Trotz Fachkräftemangel: Mehrheit der Bürger gegen mehr Zuwanderung

Die Forderung der deutschen Wirtschaft nach mehr Zuwanderern findet bei den Bundesbürgern nur wenig Zuspruch. “72 Prozent der Bürger plädieren dafür, benötigte Arbeitskräfte verstärkt selbst auszubilden. Nur 26 Prozent möchten daneben auf Arbeitskräfte aus dem Ausland setzen”, schreibt Allensbach-Chefin Renate Köcher in einem Beitrag für die “WirtschaftsWoche”.

Viele Bürger zweifelten daran, dass die viel beklagte Fachkräftelücke tatsächlich ein gravierendes Problem in Deutschland sei. Damit hat sich die Skepsis der Bürger im Zeitverlauf sogar noch verstärkt. Vor zehn Jahren, auf dem Höhepunkt der Greencard-Debatte um IT-Experten aus dem Ausland, glaubten nur 66 Prozent, die Personalprobleme ließen sich allein schon durch Qualifizierung lösen.

Köcher sieht dies kritisch. “Es gibt in Deutschland zweifelsohne unausgeschöpfte Potenziale, die durch Qualifizierungsmaßnahmen und neue Anreize gewonnen werden können. Angesichts der ungünstigen demografischen Entwicklung ist es jedoch problematisch, dass die meisten einseitig auf diesen Weg setzen – und die notwendige Diskussion über qualifizierte Zuwanderung für überflüssig halten”, warnt die Allensbach-Chefin in der WirtschaftsWoche.

Derweil verschärft sich der Fachkräftemangel in der deutschen Wirtschaft. 34 Prozent der Unternehmen können derzeit freie Stellen nicht besetzen, zeigt eine Umfrage der Wirtschaftsverbände “Die Familienunternehmer-ASU” und “Die Jungen Unternehmer-BJU” ebenfalls für die “WirtschaftsWoche”.

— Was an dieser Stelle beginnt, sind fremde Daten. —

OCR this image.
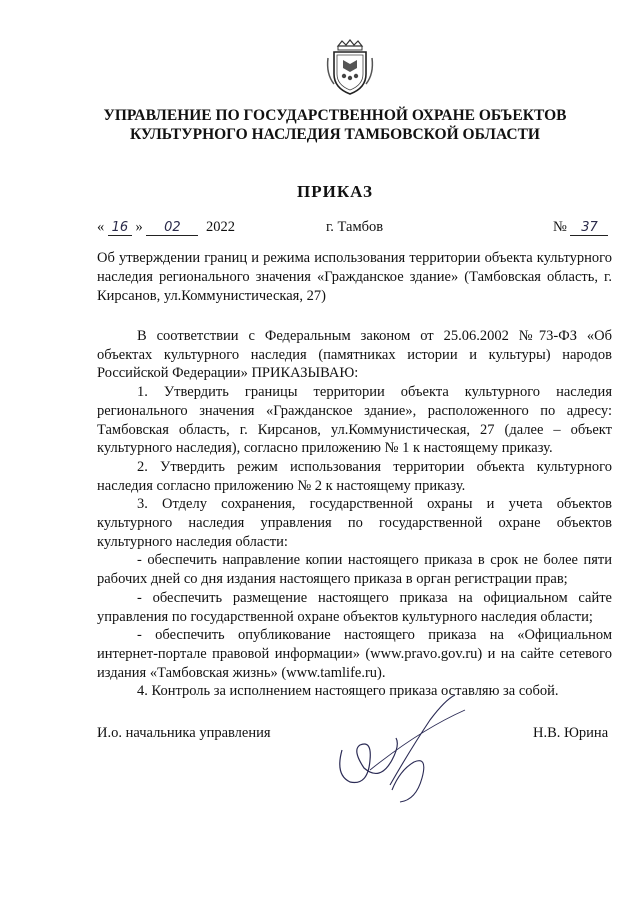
УПРАВЛЕНИЕ ПО ГОСУДАРСТВЕННОЙ ОХРАНЕ ОБЪЕКТОВ
КУЛЬТУРНОГО НАСЛЕДИЯ ТАМБОВСКОЙ ОБЛАСТИ
ПРИКАЗ
« 16 » 02 2022	г. Тамбов	№ 37

Об утверждении границ и режима использования территории объекта культурного наследия регионального значения «Гражданское здание» (Тамбовская область, г. Кирсанов, ул.Коммунистическая, 27)

В соответствии с Федеральным законом от 25.06.2002 №73-ФЗ «Об объектах культурного наследия (памятниках истории и культуры) народов Российской Федерации» ПРИКАЗЫВАЮ:

1. Утвердить границы территории объекта культурного наследия регионального значения «Гражданское здание», расположенного по адресу: Тамбовская область, г. Кирсанов, ул.Коммунистическая, 27 (далее – объект культурного наследия), согласно приложению № 1 к настоящему приказу.

2. Утвердить режим использования территории объекта культурного наследия согласно приложению № 2 к настоящему приказу.

3. Отделу сохранения, государственной охраны и учета объектов культурного наследия управления по государственной охране объектов культурного наследия области:

- обеспечить направление копии настоящего приказа в срок не более пяти рабочих дней со дня издания настоящего приказа в орган регистрации прав;

- обеспечить размещение настоящего приказа на официальном сайте управления по государственной охране объектов культурного наследия области;

- обеспечить опубликование настоящего приказа на «Официальном интернет-портале правовой информации» (www.pravo.gov.ru) и на сайте сетевого издания «Тамбовская жизнь» (www.tamlife.ru).

4. Контроль за исполнением настоящего приказа оставляю за собой.

И.о. начальника управления	Н.В. Юрина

Bei 66 Prozent der freien Stellen seien die Interessenten nicht ausreichend qualifiziert. Für 26 Prozent der vakanten Jobs gebe es überhaupt keine Bewerber. “Der Fachkräftemangel entwickelt sich gerade bei kleinen und mittleren Unternehmen zu einer gefährlichen Wachstumsbremse”, so die BJU-Vorsitzende Marie-Christine Ostermann.

Immerhin acht Prozent der 450 befragten Unternehmer haben laut Umfrage im ersten Halbjahr 2010 Aufträge ablehnen müssen, weil ihnen geeignetes Personal fehlt. Die wachsende Lücke vor allem bei Ingenieuren, IT-Experten und Naturwissenschaftlern lässt sich laut Ostermann nur noch schließen, wenn die Unternehmen künftig “weltweit anwerben”.

Die Forderung der Unternehmerin an die Politik: Das Mindesteinkommen, das Hochqualifizierte aus Nicht-EU-Staaten nachweisen müssen, um schnell eine Arbeitserlaubnis zu bekommen, sollte von 65.000 auf 40.000 Euro gesenkt werden.